Caro direttore,
Ancora una volta le rilevazioni Istat ci ricordano la drammatica mancanza di inclusione di noi giovani nel mercato del lavoro. Non si tratta solo dell’alta disoccupazione dei 15-24enni – anche se poi le medie ci dicono che il primo ingresso nel mercato avviene attorno ai 22 anni -, ma anche degli inattivi, fenomeno in costante e preoccupante crescita. I cosiddetti Neet (Not in Education, Employment or training) in Italia sono aumentati notevolmente, passando dal 16,2% del 2007 al 22,2% del 2013. Per quanto fenomeno europeo, in Germania, Malta e Lussemburgo la percentuale sta decrescendo e consideriamo che la media è del 13%.
Ma allora ha ragione chi dice che siamo dei bamboccioni, che siamo choosy, che siamo degli sfigati?
La scorsa settimana una notizia non vera ha innescato – più o meno inconsapevolmente – l’ennesima provocazione sul tema: si narrava di numerosissimi giovani selezionati per lavorare presso l’Expo che alla fine avrebbero “snobbato” il lavoro tirandosi indietro proprio al momento di iniziare. I dettagli riportati nell’articolo erano davvero difficili da comprendere: su 1.000 giovani selezionati, 460 al momento della firma non hanno firmato, rinunciando così al posto di lavoro. E altri, al secondo e al terzo turno, hanno fatto lo stesso.
Facendo i conti di tutti quelli che hanno detto no, i media riportavano che l’80% dei giovani richiedenti ha alla fine rinunciato all’occasione offerta da Expo 2015. La notizia dunque è deflagrata provocando due significative reazioni. Da un lato, alcuni giornalisti e opinionisti hanno preso la palla al balzo confermando che il problema dei bamboccioni esiste e non hanno lesinato nel tirare le orecchie sui quotidiani e in televisione. Dall’altra parte della barricata, sul web e sui social media in particolare, molti ragazzi hanno raccontato le proprie storie di candidati all’Expo mai contattati oppure selezionati ma a condizioni ben diverse da quelle riportate dagli organi di informazione. Oppure chiamati all’ultimo momento dopo mesi di silenzio.

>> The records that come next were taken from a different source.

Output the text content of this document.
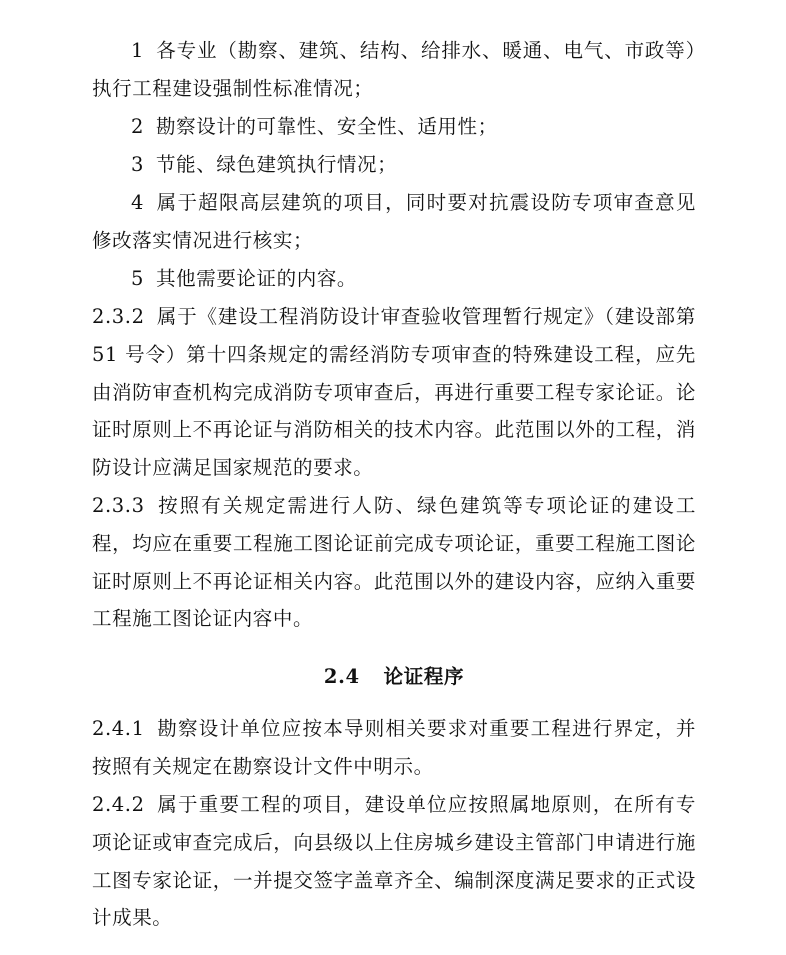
1 各专业（勘察、建筑、结构、给排水、暖通、电气、市政等）执行工程建设强制性标准情况；

2 勘察设计的可靠性、安全性、适用性；

3 节能、绿色建筑执行情况；

4 属于超限高层建筑的项目，同时要对抗震设防专项审查意见修改落实情况进行核实；

5 其他需要论证的内容。

2.3.2 属于《建设工程消防设计审查验收管理暂行规定》（建设部第 51 号令）第十四条规定的需经消防专项审查的特殊建设工程，应先由消防审查机构完成消防专项审查后，再进行重要工程专家论证。论证时原则上不再论证与消防相关的技术内容。此范围以外的工程，消防设计应满足国家规范的要求。

2.3.3 按照有关规定需进行人防、绿色建筑等专项论证的建设工程，均应在重要工程施工图论证前完成专项论证，重要工程施工图论证时原则上不再论证相关内容。此范围以外的建设内容，应纳入重要工程施工图论证内容中。

2.4 论证程序

2.4.1 勘察设计单位应按本导则相关要求对重要工程进行界定，并按照有关规定在勘察设计文件中明示。

2.4.2 属于重要工程的项目，建设单位应按照属地原则，在所有专项论证或审查完成后，向县级以上住房城乡建设主管部门申请进行施工图专家论证，一并提交签字盖章齐全、编制深度满足要求的正式设计成果。
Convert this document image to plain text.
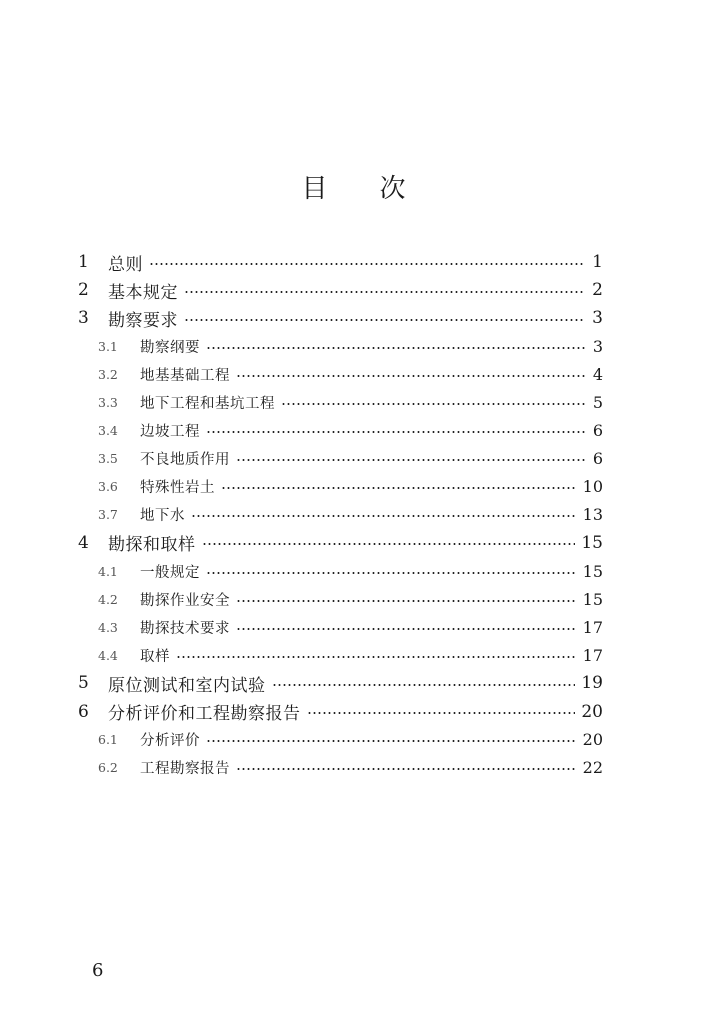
目 次
1	总则	1
2	基本规定	2
3	勘察要求	3
3.1	勘察纲要	3
3.2	地基基础工程	4
3.3	地下工程和基坑工程	5
3.4	边坡工程	6
3.5	不良地质作用	6
3.6	特殊性岩土	10
3.7	地下水	13
4	勘探和取样	15
4.1	一般规定	15
4.2	勘探作业安全	15
4.3	勘探技术要求	17
4.4	取样	17
5	原位测试和室内试验	19
6	分析评价和工程勘察报告	20
6.1	分析评价	20
6.2	工程勘察报告	22
6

In sintesi, non i malfunzionamenti del mercato a essere sotto accusa, ma ancora una volta noi che non abbiamo voglia di lavorare.
È fin troppo facile dire quanto la Garanzia Giovani sia l’ultimo bluff per le nostre generazioni. È chiaro tuttavia che in Italia ci sono giovani bamboccioni e choosy che hanno poca voglia di lavorare. Ma davvero è questo il problema che è alla base della non-inclusione dei giovani nel mercato nel nostro Paese?
Forse nessuno ricorda che l’alta disoccupazione è sempre stata molto alta in Italia (sin dagli anni ’80 eravamo sopra il 30%) e che da sempre i giovani hanno faticato a entrare nel mercato del lavoro. Certamente abbiamo le nostre responsabilità, ma come mai 34mila giovani laureati nelle nostre università lavorano in Europa nei settori della ricerca e dello sviluppo? Come mai ben 26 mila giovani nel 2012 hanno lasciato l’Italia per cercare (e trovare) fortuna all’estero?
Del fenomeno dei “cervelli migranti” siamo ormai a conoscenza da tempo, quello che non è chiaro ne sono le ragioni: noi giovani continuiamo a essere tenuti a distanza da un sistema economico che resiste ai processi di trasformazione e che giorno per giorno invecchia perdendo progressivamente sempre più slancio innovativo.
Questa mancata inclusione è una sconfitta per tutti, è un Paese che rinuncia a darsi una prospettiva: le aziende che non si innovano sono aziende sempre meno in grado di competere; è l’Italia intera che perde Pil, reputazione, attrattività e potere economico con i Paesi avanzati.
Questo Paese è disposto a invertire questo trend? Per citare una battuta di Vittorio Feltri: “Son tempi duri, ma non tanto per noi che non ce ne frega niente”. A loro – i garantiti – che cosa gliene frega?